And what about the ones you shouldn’t?

Many small business owners that I meet wish they could perfect their interviewing techniques. The trouble is that you probably don’t interview that often – unless you have significant problems holding on to staff or are growing considerably. Hence it isn’t something that people are very practiced in.

There also isn’t much help out there on this topic for employers; for example there is only one book on Amazon at present, however there is lots of help for candidates!

So…which questions should you be asking, and in what format?

Well to begin with you do want to be doing some planning before commencing your search and sitting down with your shortlist of candidates, so that you get the most relevant information from the candidate in the time that you have with them.

Begin by thinking about the sorts of tasks that the person will be carrying out and hence the skills that they need to have.

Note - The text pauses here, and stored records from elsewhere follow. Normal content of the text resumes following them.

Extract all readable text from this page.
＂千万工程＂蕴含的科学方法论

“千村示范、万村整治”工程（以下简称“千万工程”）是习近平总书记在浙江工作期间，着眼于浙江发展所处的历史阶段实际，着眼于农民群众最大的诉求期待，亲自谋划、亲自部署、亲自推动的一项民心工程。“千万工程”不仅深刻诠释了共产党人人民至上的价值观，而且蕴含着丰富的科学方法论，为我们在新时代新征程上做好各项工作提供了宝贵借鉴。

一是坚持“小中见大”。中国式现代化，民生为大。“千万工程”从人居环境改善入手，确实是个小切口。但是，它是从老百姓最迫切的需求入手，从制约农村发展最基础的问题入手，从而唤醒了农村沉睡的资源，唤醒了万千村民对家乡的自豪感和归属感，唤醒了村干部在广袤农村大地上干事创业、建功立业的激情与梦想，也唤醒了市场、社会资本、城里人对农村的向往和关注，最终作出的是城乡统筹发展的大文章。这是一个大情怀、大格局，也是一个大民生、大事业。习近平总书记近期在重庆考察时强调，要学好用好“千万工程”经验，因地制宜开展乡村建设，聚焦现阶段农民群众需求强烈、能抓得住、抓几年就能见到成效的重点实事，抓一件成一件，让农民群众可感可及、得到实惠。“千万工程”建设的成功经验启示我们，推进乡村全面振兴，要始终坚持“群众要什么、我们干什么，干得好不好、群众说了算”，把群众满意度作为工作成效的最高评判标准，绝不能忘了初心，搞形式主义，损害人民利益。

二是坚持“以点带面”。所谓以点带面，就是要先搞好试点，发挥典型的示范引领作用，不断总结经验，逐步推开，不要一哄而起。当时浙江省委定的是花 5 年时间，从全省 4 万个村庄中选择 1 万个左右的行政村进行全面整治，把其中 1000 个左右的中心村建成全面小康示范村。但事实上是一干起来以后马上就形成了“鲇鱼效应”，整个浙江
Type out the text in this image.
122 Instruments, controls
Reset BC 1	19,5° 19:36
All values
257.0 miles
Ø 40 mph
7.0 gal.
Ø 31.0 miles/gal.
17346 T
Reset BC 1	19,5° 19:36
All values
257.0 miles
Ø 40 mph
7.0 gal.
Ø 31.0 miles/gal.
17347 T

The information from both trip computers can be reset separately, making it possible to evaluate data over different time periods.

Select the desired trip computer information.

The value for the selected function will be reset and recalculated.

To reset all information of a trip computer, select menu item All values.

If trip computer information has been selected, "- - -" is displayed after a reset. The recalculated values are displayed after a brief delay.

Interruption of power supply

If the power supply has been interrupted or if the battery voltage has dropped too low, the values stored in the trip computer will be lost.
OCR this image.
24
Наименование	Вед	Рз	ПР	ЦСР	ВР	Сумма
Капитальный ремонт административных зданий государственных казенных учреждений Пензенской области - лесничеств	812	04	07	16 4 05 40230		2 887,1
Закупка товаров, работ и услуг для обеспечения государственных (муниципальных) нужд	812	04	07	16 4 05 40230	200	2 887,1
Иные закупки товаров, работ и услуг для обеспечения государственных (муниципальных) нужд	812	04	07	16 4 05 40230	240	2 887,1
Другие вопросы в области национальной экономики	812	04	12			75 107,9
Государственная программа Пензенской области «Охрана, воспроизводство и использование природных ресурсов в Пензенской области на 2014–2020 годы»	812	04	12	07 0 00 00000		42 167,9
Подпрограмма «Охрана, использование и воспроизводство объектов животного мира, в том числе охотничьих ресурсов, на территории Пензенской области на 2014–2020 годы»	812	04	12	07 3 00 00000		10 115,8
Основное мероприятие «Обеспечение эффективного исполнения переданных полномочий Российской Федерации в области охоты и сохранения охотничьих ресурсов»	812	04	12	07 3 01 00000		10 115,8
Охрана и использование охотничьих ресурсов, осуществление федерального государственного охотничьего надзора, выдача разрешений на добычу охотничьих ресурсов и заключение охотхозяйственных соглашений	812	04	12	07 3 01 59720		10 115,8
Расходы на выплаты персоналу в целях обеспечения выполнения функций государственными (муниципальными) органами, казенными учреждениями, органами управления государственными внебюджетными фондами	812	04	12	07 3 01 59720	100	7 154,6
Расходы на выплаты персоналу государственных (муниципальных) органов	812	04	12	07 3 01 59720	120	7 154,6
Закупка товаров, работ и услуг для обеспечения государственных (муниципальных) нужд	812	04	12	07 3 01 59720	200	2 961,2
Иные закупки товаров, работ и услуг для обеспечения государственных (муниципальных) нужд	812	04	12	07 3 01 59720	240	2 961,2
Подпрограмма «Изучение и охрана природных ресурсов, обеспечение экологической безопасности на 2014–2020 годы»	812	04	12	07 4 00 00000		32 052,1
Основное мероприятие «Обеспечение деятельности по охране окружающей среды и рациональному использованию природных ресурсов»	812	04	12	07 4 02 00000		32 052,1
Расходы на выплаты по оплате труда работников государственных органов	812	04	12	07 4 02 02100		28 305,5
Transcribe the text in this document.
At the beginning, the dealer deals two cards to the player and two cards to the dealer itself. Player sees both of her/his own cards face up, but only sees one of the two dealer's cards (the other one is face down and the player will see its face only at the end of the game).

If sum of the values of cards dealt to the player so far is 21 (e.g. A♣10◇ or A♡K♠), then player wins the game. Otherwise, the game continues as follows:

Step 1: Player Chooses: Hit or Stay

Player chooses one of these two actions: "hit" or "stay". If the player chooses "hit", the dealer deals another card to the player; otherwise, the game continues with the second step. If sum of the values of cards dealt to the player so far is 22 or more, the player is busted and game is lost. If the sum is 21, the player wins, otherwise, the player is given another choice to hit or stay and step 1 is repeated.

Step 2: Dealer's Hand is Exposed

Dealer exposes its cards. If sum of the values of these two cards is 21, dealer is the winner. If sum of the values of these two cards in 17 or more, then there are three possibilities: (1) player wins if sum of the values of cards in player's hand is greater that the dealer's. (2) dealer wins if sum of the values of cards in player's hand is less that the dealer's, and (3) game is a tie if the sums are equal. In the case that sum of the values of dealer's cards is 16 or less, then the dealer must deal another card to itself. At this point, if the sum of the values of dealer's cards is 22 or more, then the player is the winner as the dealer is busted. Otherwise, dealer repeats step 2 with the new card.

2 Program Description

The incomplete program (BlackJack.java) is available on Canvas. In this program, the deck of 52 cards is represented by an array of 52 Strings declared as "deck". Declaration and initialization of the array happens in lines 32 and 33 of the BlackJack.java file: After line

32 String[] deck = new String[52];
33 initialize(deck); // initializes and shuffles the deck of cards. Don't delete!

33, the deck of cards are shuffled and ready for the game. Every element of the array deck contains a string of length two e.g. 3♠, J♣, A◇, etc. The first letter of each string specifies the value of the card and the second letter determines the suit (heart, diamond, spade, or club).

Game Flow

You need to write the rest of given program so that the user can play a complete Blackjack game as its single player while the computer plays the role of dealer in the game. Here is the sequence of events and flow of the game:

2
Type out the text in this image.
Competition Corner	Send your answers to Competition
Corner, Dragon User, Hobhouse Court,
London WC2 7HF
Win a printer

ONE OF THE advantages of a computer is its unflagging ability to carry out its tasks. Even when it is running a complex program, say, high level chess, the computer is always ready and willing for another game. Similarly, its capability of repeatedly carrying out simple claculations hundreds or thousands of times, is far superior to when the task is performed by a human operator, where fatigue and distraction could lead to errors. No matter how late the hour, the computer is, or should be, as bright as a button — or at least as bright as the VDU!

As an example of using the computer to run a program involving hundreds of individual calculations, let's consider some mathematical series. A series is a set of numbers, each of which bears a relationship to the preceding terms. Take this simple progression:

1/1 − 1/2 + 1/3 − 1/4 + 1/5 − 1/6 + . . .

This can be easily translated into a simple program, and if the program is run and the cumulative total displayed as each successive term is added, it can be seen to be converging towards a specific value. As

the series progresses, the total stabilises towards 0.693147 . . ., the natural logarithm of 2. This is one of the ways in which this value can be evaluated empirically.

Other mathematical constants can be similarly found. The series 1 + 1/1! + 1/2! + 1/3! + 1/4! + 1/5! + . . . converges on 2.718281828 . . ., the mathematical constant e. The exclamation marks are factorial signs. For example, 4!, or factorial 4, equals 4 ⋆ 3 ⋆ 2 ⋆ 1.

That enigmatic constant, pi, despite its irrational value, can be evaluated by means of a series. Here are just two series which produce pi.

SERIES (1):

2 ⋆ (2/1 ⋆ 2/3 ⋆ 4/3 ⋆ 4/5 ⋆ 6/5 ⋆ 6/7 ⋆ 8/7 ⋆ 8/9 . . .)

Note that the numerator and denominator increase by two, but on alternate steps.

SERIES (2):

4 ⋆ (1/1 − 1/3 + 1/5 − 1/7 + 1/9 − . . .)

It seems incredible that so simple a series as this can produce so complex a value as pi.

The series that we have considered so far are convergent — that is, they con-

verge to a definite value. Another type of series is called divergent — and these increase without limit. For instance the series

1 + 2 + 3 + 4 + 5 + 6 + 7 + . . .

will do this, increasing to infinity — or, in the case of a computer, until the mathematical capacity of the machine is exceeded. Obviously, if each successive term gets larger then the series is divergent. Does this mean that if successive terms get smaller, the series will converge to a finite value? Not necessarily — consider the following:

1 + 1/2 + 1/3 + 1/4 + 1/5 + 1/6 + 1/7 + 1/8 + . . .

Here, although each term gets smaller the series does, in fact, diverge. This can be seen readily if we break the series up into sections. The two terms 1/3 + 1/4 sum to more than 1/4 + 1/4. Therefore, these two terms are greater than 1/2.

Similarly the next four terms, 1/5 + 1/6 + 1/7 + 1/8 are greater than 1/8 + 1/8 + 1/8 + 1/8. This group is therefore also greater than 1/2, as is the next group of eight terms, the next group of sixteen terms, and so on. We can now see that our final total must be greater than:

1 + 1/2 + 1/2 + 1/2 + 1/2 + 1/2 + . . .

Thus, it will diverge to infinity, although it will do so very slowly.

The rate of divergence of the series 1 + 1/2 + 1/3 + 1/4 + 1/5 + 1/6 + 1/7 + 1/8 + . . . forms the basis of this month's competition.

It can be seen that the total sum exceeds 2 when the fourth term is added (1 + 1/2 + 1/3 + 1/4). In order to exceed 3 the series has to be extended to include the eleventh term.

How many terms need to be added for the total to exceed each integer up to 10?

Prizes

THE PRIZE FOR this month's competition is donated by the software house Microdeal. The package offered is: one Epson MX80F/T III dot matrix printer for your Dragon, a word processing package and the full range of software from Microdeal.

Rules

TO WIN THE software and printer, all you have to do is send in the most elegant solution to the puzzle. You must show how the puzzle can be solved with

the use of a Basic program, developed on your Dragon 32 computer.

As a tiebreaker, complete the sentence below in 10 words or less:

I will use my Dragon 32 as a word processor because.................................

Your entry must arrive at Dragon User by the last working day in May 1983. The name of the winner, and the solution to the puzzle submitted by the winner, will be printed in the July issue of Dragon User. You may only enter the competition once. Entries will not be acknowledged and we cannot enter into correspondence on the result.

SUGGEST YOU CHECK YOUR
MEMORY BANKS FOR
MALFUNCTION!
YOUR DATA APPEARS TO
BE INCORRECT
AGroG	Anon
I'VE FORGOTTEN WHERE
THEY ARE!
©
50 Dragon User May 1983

Past behaviour is the strongest predictor of future behaviour and hence you need to be asking the candidate for examples of times when they have demonstrated these skills

E.g. tell me about a project that you have led that was particularly successful, and follow up with some probing questions; what did you do that made it successful? …. And would you do anything differently next time?

This is very important so that you establish the behaviours that the candidate exhibited that brought them success, as well as their degree of self-awareness.

The aim is to establish a beginning, middle and end to the answers that a candidate provides. Try following the simple STAR-interviewing model. STAR stands for situation, task, action and result. In other words what was the situation and the task in hand, what did the candidate do and what was the outcome? This also helps the candidate to be more concise.